Video Transcoder vs. Video Processing Unit (VPU)

When choosing a product for live stream processing, half the battle is knowing what to search for. Do you want a live transcoder, a video processing unit (VPU), a video coding unit (VCU), Scalable Video Processor (SVP) or something else? If you’re not quite sure what these terms mean and how they relate, this short article will educate you in four minutes or less.  

In the Beginning, There Were Transcoders

Simply stated, a transcoder is any technology, software or hardware, that can input a compressed stream (decode) and output a compressed stream (encode). FFmpeg is a transcoder, and for video-on-demand applications, it works fine in most low-volume applications.

For live applications, particularly high-volume live interactive applications (think Twitch), you’ll probably need a hardware transcoder to achieve the necessary cost per stream (CAPEX), operating cost per stream, and density.

For example, the NETINT Video Transcoding Server, a single 1RU server with ten NETINT T408 Video Transcoders, can deliver up to 80 H.264/HEVC 1080p30 streams while drawing under 250 watts. Performed in software using only the CPU, this same output could take up to ten separate 1RU servers, each drawing well over 250 watts.

Speaking of the T408, if Websters defined a transcoder (it doesn’t), it might have a picture of the T408 as the perfect example of a transcoder.

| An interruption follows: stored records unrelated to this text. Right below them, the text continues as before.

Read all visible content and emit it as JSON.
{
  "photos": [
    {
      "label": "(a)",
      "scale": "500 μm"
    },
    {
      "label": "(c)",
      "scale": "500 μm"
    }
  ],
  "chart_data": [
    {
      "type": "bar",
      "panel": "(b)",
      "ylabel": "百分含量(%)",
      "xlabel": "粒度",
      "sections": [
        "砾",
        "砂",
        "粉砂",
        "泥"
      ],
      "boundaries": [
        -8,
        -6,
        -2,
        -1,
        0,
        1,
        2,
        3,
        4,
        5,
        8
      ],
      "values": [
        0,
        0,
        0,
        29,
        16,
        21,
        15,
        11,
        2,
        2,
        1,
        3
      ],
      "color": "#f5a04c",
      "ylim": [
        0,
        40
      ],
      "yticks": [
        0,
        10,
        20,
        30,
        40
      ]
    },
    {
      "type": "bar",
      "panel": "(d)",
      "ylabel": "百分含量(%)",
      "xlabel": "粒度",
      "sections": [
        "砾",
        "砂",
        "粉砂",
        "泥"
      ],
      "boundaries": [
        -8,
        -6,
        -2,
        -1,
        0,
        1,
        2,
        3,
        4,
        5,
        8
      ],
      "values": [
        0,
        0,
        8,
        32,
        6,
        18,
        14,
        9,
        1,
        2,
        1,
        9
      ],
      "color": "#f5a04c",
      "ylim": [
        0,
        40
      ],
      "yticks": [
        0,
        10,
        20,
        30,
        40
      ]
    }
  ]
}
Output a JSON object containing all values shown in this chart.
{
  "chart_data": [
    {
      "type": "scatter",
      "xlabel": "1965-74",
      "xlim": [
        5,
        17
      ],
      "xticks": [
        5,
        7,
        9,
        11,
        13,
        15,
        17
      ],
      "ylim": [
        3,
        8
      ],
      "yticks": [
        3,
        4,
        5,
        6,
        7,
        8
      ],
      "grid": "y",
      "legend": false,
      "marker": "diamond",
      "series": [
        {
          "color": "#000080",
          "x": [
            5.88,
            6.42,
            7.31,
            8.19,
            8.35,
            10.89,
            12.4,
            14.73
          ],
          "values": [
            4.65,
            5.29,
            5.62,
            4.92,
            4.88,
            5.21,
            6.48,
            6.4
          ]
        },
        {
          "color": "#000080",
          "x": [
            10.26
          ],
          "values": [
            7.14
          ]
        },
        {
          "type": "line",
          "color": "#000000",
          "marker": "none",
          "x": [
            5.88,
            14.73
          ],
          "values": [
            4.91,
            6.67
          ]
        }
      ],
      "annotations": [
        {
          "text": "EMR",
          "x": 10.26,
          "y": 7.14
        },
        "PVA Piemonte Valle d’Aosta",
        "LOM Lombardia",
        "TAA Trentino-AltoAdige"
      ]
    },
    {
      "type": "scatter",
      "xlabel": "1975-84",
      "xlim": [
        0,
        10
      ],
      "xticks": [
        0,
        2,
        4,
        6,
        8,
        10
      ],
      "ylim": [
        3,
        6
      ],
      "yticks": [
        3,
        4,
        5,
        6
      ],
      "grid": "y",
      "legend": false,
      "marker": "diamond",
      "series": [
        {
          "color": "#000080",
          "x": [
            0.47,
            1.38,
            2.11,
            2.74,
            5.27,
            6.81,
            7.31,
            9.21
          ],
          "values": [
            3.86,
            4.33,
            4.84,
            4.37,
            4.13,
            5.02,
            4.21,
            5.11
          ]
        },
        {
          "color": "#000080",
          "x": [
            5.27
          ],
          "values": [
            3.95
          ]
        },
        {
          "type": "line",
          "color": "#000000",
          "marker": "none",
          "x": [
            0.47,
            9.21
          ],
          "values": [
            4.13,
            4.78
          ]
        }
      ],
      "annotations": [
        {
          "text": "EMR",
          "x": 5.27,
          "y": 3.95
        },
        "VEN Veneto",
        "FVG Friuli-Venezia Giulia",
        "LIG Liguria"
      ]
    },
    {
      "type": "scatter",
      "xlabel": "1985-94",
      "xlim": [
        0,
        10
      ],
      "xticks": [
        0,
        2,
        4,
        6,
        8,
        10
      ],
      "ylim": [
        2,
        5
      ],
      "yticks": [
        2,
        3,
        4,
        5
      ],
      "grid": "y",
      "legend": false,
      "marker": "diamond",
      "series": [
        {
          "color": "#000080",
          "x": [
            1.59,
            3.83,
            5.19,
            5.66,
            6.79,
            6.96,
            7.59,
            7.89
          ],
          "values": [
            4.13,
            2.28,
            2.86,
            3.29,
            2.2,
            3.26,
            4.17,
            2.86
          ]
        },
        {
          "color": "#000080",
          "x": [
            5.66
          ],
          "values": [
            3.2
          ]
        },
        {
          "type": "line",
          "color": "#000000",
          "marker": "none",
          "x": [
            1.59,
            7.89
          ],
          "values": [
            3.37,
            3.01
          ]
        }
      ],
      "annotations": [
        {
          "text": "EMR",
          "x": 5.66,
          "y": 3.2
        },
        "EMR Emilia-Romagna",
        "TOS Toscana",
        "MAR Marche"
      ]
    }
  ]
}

Based on custom transcoding ASICs, the T408 is inexpensive ($400), capable (4K @ 60 FPS or 4x 1080p60 streams), flexible (H.264 and HEVC), and exceptionally efficient (only 7 watts).

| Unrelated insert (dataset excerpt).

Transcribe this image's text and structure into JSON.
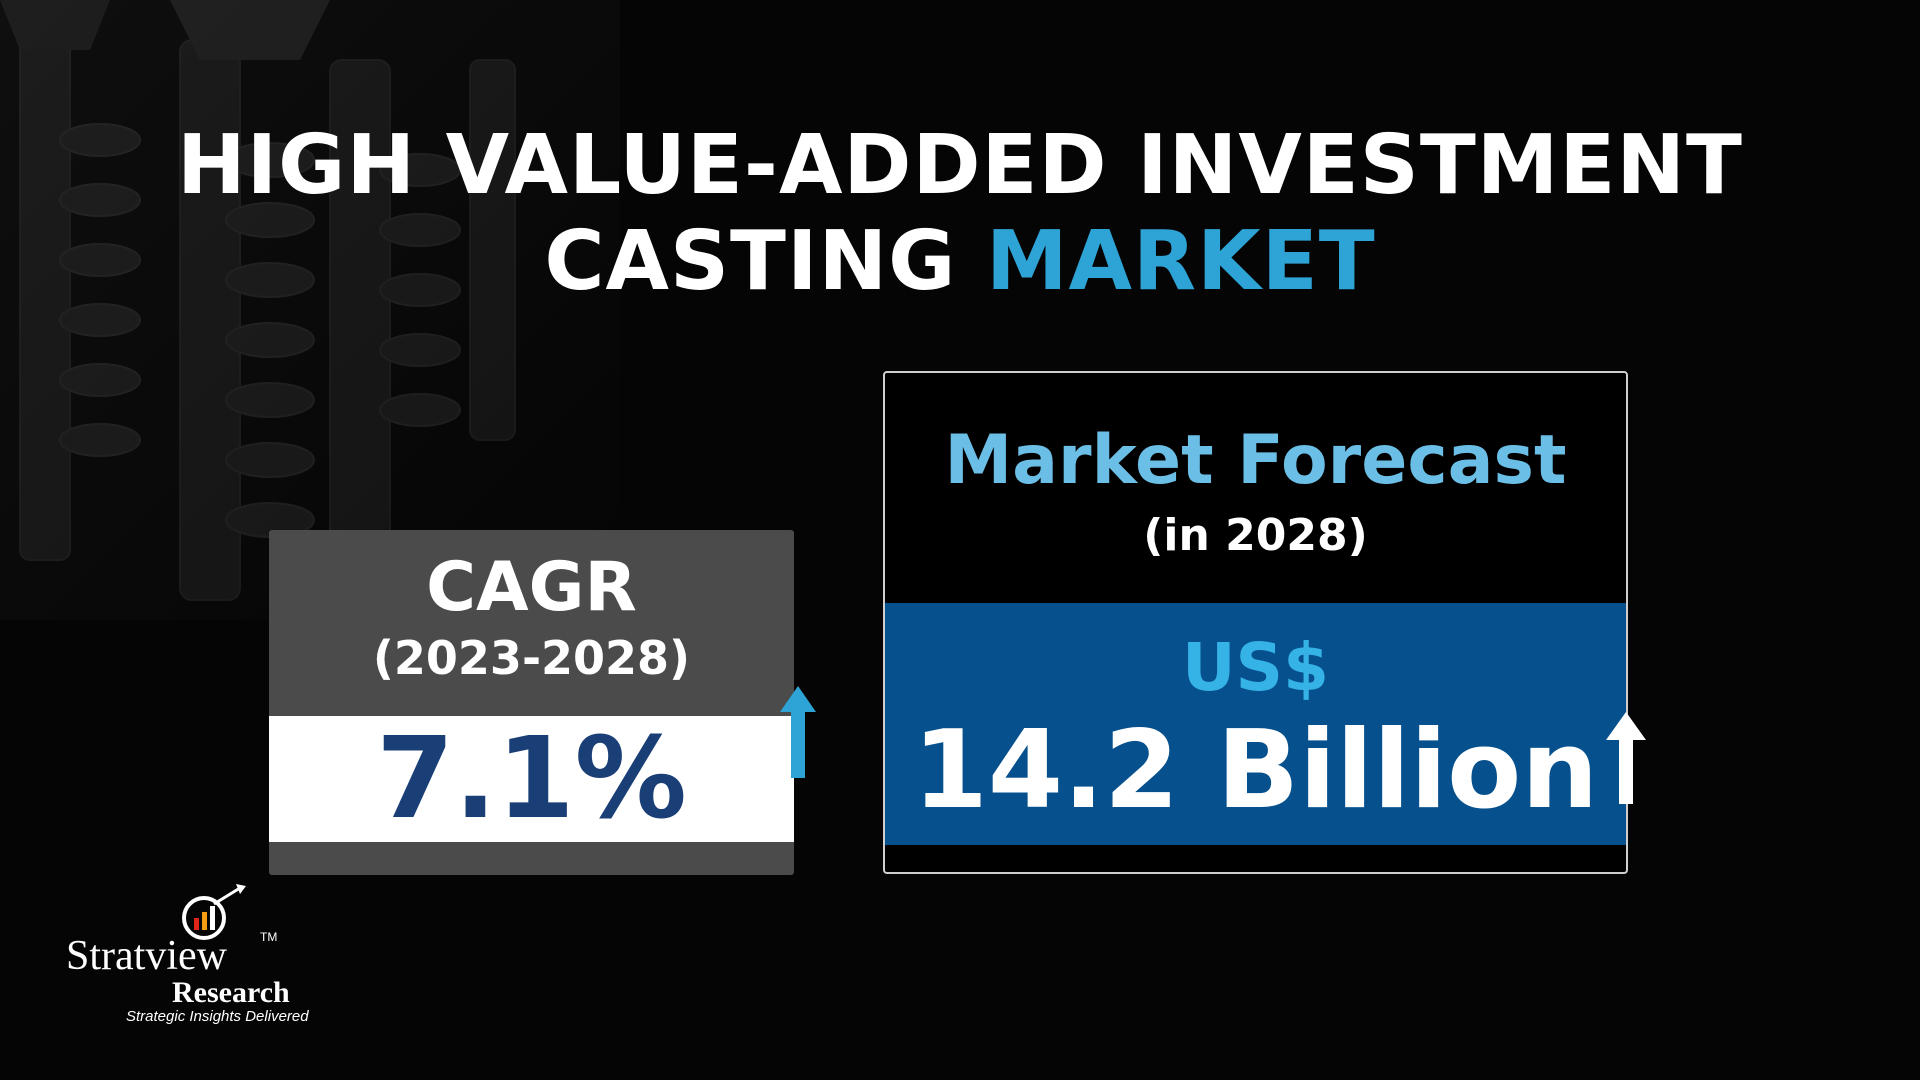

What doesn’t the T408 do? Well, that leads us to the difference between a transcoder and a VPU.

The difference between a transcoder and a Video Processing Unit (VPU)

First, the T408 doesn’t scale video. If you’re building a full encoding ladder from a high-resolution source, all the scaling for the lower rungs is performed by the host CPU. In addition, the T408 doesn’t perform overlay in hardware. So, if you insert a logo or other bug over your videos, again, the CPU does the heavy lifting.

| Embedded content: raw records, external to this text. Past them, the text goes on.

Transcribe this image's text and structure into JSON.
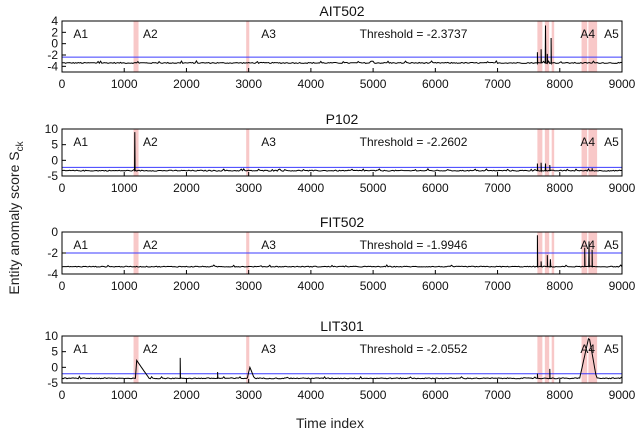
{
  "figure": {
    "xlabel": "Time index",
    "ylabel_main": "Entity anomaly score S",
    "ylabel_sub": "ck"
  },
  "colors": {
    "series": "#000000",
    "threshold": "#3b3bff",
    "attack_band": "#f8c8c8",
    "axes": "#000000"
  },
  "chart_data": [
    {
      "type": "line",
      "title": "AIT502",
      "threshold_label": "Threshold = -2.3737",
      "threshold": -2.3737,
      "xlim": [
        0,
        9000
      ],
      "ylim": [
        -5,
        4
      ],
      "yticks": [
        4,
        2,
        0,
        -2,
        -4
      ],
      "xticks": [
        0,
        1000,
        2000,
        3000,
        4000,
        5000,
        6000,
        7000,
        8000,
        9000
      ],
      "attack_labels": [
        {
          "label": "A1",
          "x": 300
        },
        {
          "label": "A2",
          "x": 1420
        },
        {
          "label": "A3",
          "x": 3320
        },
        {
          "label": "A4",
          "x": 8450
        },
        {
          "label": "A5",
          "x": 8830
        }
      ],
      "attack_regions": [
        [
          1150,
          1230
        ],
        [
          2960,
          3010
        ],
        [
          7640,
          7720
        ],
        [
          7760,
          7830
        ],
        [
          7870,
          7910
        ],
        [
          8350,
          8440
        ],
        [
          8460,
          8600
        ]
      ],
      "baseline": -3.4,
      "spikes": [
        [
          7640,
          -1.5
        ],
        [
          7700,
          -1.0
        ],
        [
          7770,
          3.2
        ],
        [
          7800,
          -1.8
        ],
        [
          7860,
          1.0
        ]
      ]
    },
    {
      "type": "line",
      "title": "P102",
      "threshold_label": "Threshold = -2.2602",
      "threshold": -2.2602,
      "xlim": [
        0,
        9000
      ],
      "ylim": [
        -5,
        10
      ],
      "yticks": [
        10,
        5,
        0,
        -5
      ],
      "xticks": [
        0,
        1000,
        2000,
        3000,
        4000,
        5000,
        6000,
        7000,
        8000,
        9000
      ],
      "attack_labels": [
        {
          "label": "A1",
          "x": 300
        },
        {
          "label": "A2",
          "x": 1420
        },
        {
          "label": "A3",
          "x": 3320
        },
        {
          "label": "A4",
          "x": 8450
        },
        {
          "label": "A5",
          "x": 8830
        }
      ],
      "attack_regions": [
        [
          1150,
          1230
        ],
        [
          2960,
          3010
        ],
        [
          7640,
          7720
        ],
        [
          7760,
          7830
        ],
        [
          7870,
          7910
        ],
        [
          8350,
          8440
        ],
        [
          8460,
          8600
        ]
      ],
      "baseline": -3.3,
      "spikes": [
        [
          1170,
          9.0
        ],
        [
          7640,
          -1.0
        ],
        [
          7700,
          -0.8
        ],
        [
          7770,
          -1.0
        ],
        [
          7840,
          -1.5
        ],
        [
          8520,
          -2.5
        ]
      ]
    },
    {
      "type": "line",
      "title": "FIT502",
      "threshold_label": "Threshold = -1.9946",
      "threshold": -1.9946,
      "xlim": [
        0,
        9000
      ],
      "ylim": [
        -4,
        0
      ],
      "yticks": [
        0,
        -2,
        -4
      ],
      "xticks": [
        0,
        1000,
        2000,
        3000,
        4000,
        5000,
        6000,
        7000,
        8000,
        9000
      ],
      "attack_labels": [
        {
          "label": "A1",
          "x": 300
        },
        {
          "label": "A2",
          "x": 1420
        },
        {
          "label": "A3",
          "x": 3320
        },
        {
          "label": "A4",
          "x": 8450
        },
        {
          "label": "A5",
          "x": 8830
        }
      ],
      "attack_regions": [
        [
          1150,
          1230
        ],
        [
          2960,
          3010
        ],
        [
          7640,
          7720
        ],
        [
          7760,
          7830
        ],
        [
          7870,
          7910
        ],
        [
          8350,
          8440
        ],
        [
          8460,
          8600
        ]
      ],
      "baseline": -3.3,
      "spikes": [
        [
          7640,
          -0.3
        ],
        [
          7700,
          -2.8
        ],
        [
          7800,
          -2.2
        ],
        [
          7850,
          -2.6
        ],
        [
          8400,
          -1.5
        ],
        [
          8470,
          -0.9
        ],
        [
          8520,
          -1.7
        ]
      ]
    },
    {
      "type": "line",
      "title": "LIT301",
      "threshold_label": "Threshold = -2.0552",
      "threshold": -2.0552,
      "xlim": [
        0,
        9000
      ],
      "ylim": [
        -5,
        10
      ],
      "yticks": [
        10,
        5,
        0,
        -5
      ],
      "xticks": [
        0,
        1000,
        2000,
        3000,
        4000,
        5000,
        6000,
        7000,
        8000,
        9000
      ],
      "attack_labels": [
        {
          "label": "A1",
          "x": 300
        },
        {
          "label": "A2",
          "x": 1420
        },
        {
          "label": "A3",
          "x": 3320
        },
        {
          "label": "A4",
          "x": 8450
        },
        {
          "label": "A5",
          "x": 8830
        }
      ],
      "attack_regions": [
        [
          1150,
          1230
        ],
        [
          2960,
          3010
        ],
        [
          7640,
          7720
        ],
        [
          7760,
          7830
        ],
        [
          7870,
          7910
        ],
        [
          8350,
          8440
        ],
        [
          8460,
          8600
        ]
      ],
      "baseline": -3.5,
      "spikes": [
        [
          1900,
          3.0
        ],
        [
          2500,
          -1.5
        ],
        [
          7640,
          -2.0
        ],
        [
          7840,
          -0.5
        ]
      ],
      "bumps": [
        {
          "start": 1180,
          "peak": 1200,
          "end": 1400,
          "height": 2.2
        },
        {
          "start": 2990,
          "peak": 3010,
          "end": 3090,
          "height": 0.5
        },
        {
          "start": 8320,
          "peak": 8470,
          "end": 8590,
          "height": 10
        }
      ]
    }
  ]
}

Finally, the T408 was launched in 2019, the first ASIC-based transcoder to ship in quite a long time. So, it’s not surprising that it doesn’t incorporate any artificial intelligence processing capabilities.

What is a Video Processing Unit (VPU)?

What’s a Video Processing Unit? A hardware device that does all that extra stuff, scaling, overlay, and AI. You see this in the transcoding pipeline shown below, which is for the NETINT Quadra.

When it came to labeling the Quadra, you see the problem; It does much more than a video transcoder. Not only does it outperform the T408 by a factor of four, it adds AV1 output and all the additional hardware functionality. It’s much more than a simple video transcoder, it’s a video processing unit (VPU).

As much as we’d like to lay claim to the acronym, it actually existed before we applied it to the Quadra. It’s not surprising. It follows the terminology for CPU (central processing unit) and GPU (graphical processing unit). And, if Websters defined VPU (it doesn’t). Oh, you get the point. Here’s the required Quadra glamour shot.

VCUs and M(SVP)

While NETINT was busy developing ASIC-based transcoders and VPUs for the mass market, large video publishers like YouTube and Meta produced their own ASICs to achieve similar benefits (and produce more acronyms). In 2021, when Google shipped their own ASIC-based transcoder called Argos, they labeled it a Video Coding Unit, or VCU.

Like the T408 and Quadra, the benefits of this ASIC-based technology are profound; as reported by CNET, “Argos handles video 20 to 33 times more efficiently than conventional servers when you factor in the cost to design and build the chip, employ it in Google’s data centers, and pay YouTube’s colossal electricity and network usage bills.” Interestingly, despite YouTube’s heavy usage of the AV1 codec, Argos encodes only H.264 and VP9, not AV1.

In May 2023, Meta released their own ASIC, which, like Argos, outputs H.264 and VP9, but not AV1. Called the Meta Scalable Video Processor (MSVP), the unit delivered impressive results, including “a throughput gain of ~9x for H.264 when compared against libx264 SW encoding…[and] a throughput gain of ~50x when compared with libVPX speed 2 preset.” Meta also noted that the unit drew only 10 watts of power, which is skimpy but also about 43% higher than the T408.

Of course, neither Google or Meta sells their ASIC to third parties, so if want the CAPEX and OPEX efficiencies that ASIC-based VPUs deliver, you’ll have to buy from NETINT.